Said the Walrus to the Carpenter, It Would Be Very Nice (1985), a collage by Lenore Tawney, features an image of a walrus that protrudes through a curtain of oblong shapes. One of Tawney’s later collages, Said the Walrus is a reference in both title and subject to “The Walrus and the Carpenter,” a narrative poem from Lewis Carroll’s 1871 book Through The Looking Glass, which explores the theme of deception through meaning in language. In the poem, the Walrus uses word play to trick a spat of oysters into attending a feast at which they all are eaten. The Walrus in Carroll’s poem is complacent in carrying out his deceit, but he expresses reservation about the trickery in which he engages. By exposing the implications of the plot afoot, the Walrus becomes the mediator between the audience and the events in the story.
The image of a walrus in Tawney’s piece is framed by a cut-out square, which, in concert with the shapes collaged over the top, suggests a stage. Tawney’s contextualization of this image in a stage-like frame introduces an element of performance, a form of play between language and action. Play is associated with the mobility of meaning – the combination of two elements that are not usually put together – which presents a challenge to fixed meaning. Alternative meanings enable the possibility of difference, and the Walrus in this work is the character that exposes an alternative to the story: letting the oysters go, rather than perpetuating the trap.

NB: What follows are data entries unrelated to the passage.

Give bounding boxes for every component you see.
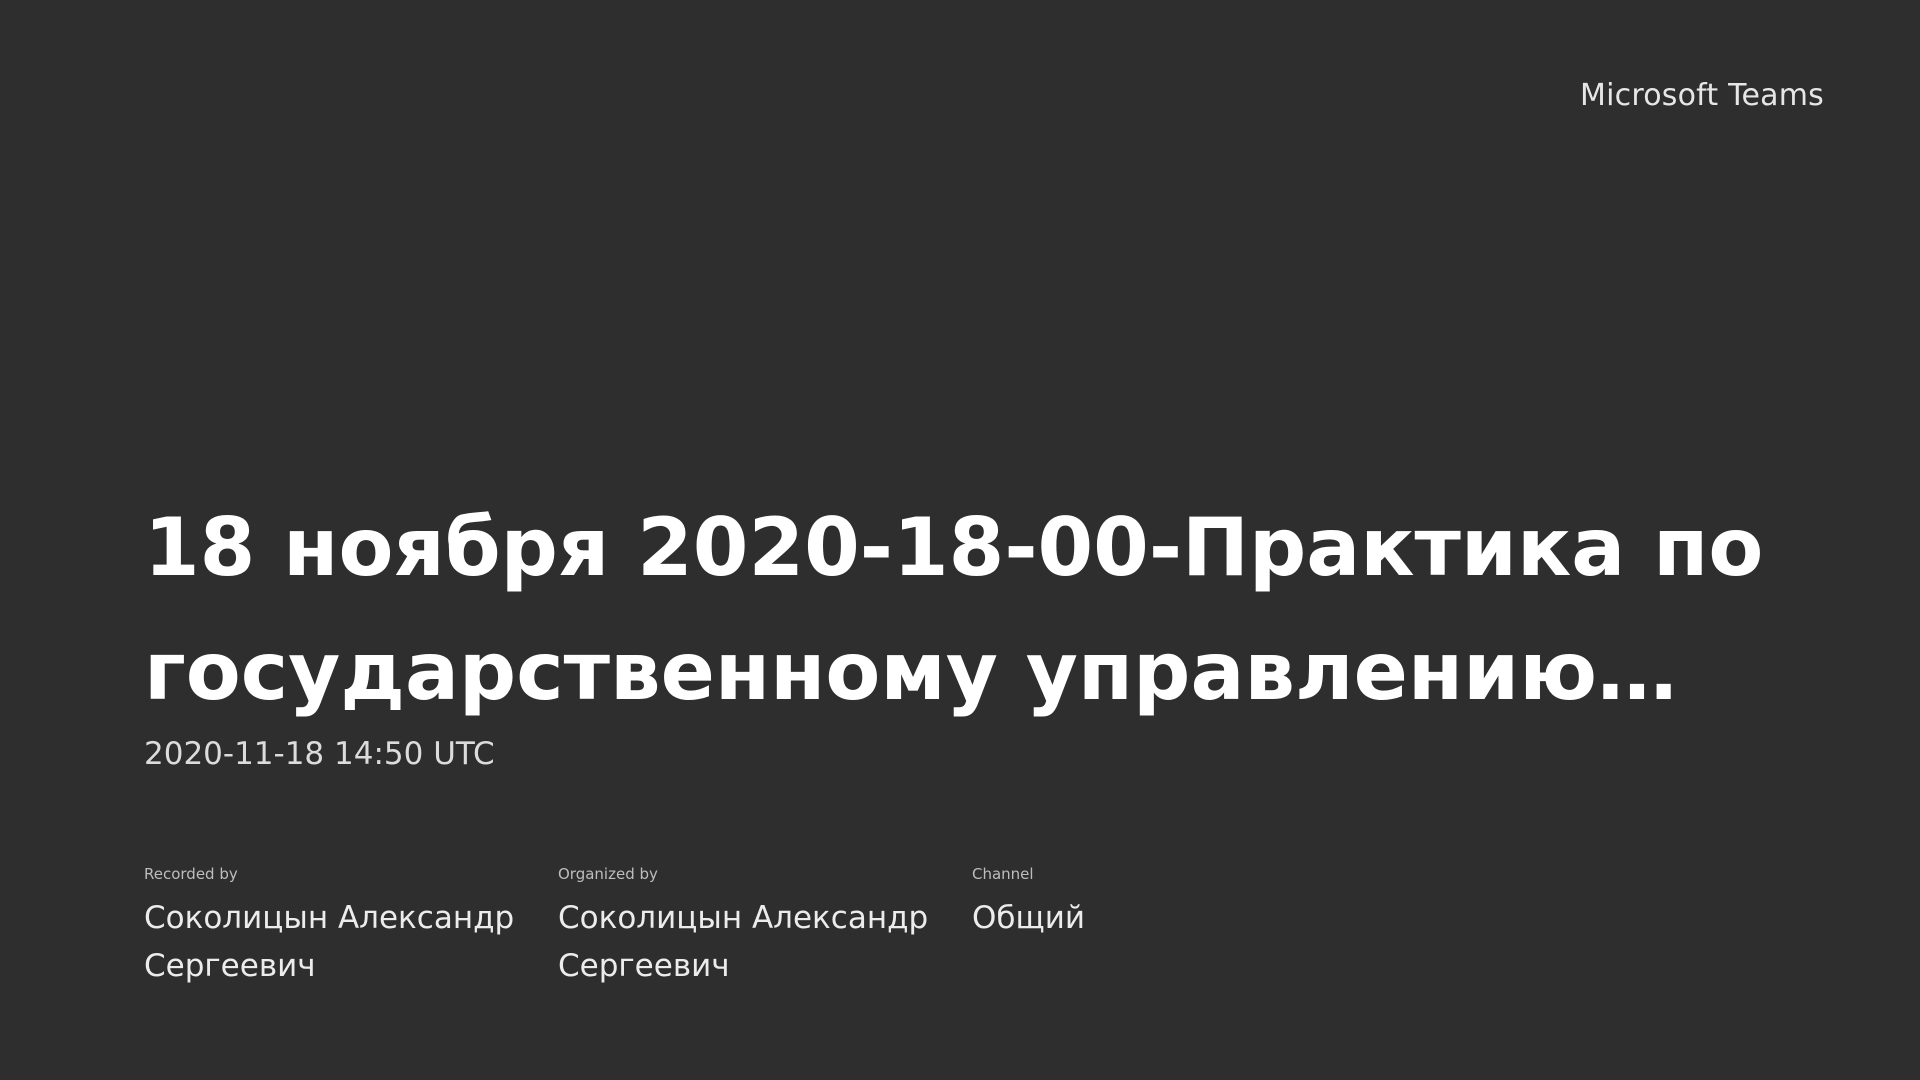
channel-section: Channel Общий (972, 864, 1272, 990)
recording-info: 18 ноября 2020-18-00-Практика по государ… (144, 486, 1784, 990)
recorded-by-label: Recorded by (144, 865, 238, 883)
organized-by-section: Organized by Соколицын Александр Сергеев… (558, 864, 972, 990)
recorded-by-value: Соколицын Александр Сергеевич (144, 900, 515, 984)
recording-datetime: 2020-11-18 14:50 UTC (144, 736, 495, 772)
recording-title: 18 ноября 2020-18-00-Практика по государ… (144, 501, 1764, 718)
channel-label: Channel (972, 865, 1034, 883)
organized-by-value: Соколицын Александр Сергеевич (558, 900, 929, 984)
brand-label: Microsoft Teams (1580, 78, 1824, 113)
organized-by-label: Organized by (558, 865, 658, 883)
recording-meta: Recorded by Соколицын Александр Сергееви… (144, 864, 1784, 990)
recorded-by-section: Recorded by Соколицын Александр Сергееви… (144, 864, 558, 990)
channel-value: Общий (972, 900, 1086, 936)
recording-title-card: Microsoft Teams 18 ноября 2020-18-00-Пра… (0, 0, 1920, 1080)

Challenges to authoritative meaning are common throughout Tawney’s work, and she often looked to artists around her for material, taking the formal strategies of others and processing them through her own personal referential vocabulary. A striking element of Tawney’s work is its almost diametric opposition, in its personal inflections, to that of her once-partner, Agnes Martin.1 One of the foremost figures in geometric abstraction in the post-war period, Martin’s artworks offer little in the way of external or personal referents beyond her meticulously handcrafted grids. Tawney’s Biblioteca Chemica (1966) consists of a wooden rack of square compartments filled with small vials of material. This work echoes Martin’s formal vocabulary, but in lieu of carefully rendered lines, Tawney employs a found object as the grid formation. The small vials, labeled by hand in tiny script, contained within infuse the work with a sense of the personal; we can read the artist’s handwriting on the tops of the rubber stoppers. By deploying handwriting and hand-collected materials alongside the grid—which is associated with uniformity and yet, somewhat paradoxically, is also the signature formal strategy of her once-partner—Tawney performs a complex conflation of the personal and the impersonal. Thus she makes the mechanisms that bridge or challenge distinctions between public and private meaning the subject of her work.
1. There is no evidence in the Lenore G. Tawney Foundation archives of the relationship between Lenore Tawney and Agnes Martin. However, given the social strictures of the time, such an omission is hardly surprising. Several other sources in the Smithsonian Institution’s Archives of American Art nonetheless address their relationship. For further information, please consult Jonathan D. Katz, “Agnes Martin and the Sexuality of Abstraction,” in Agnes Martin, eds. Lynne Cooke and Karen Kelly (New Haven: Yale University Press, 2012), 92-121.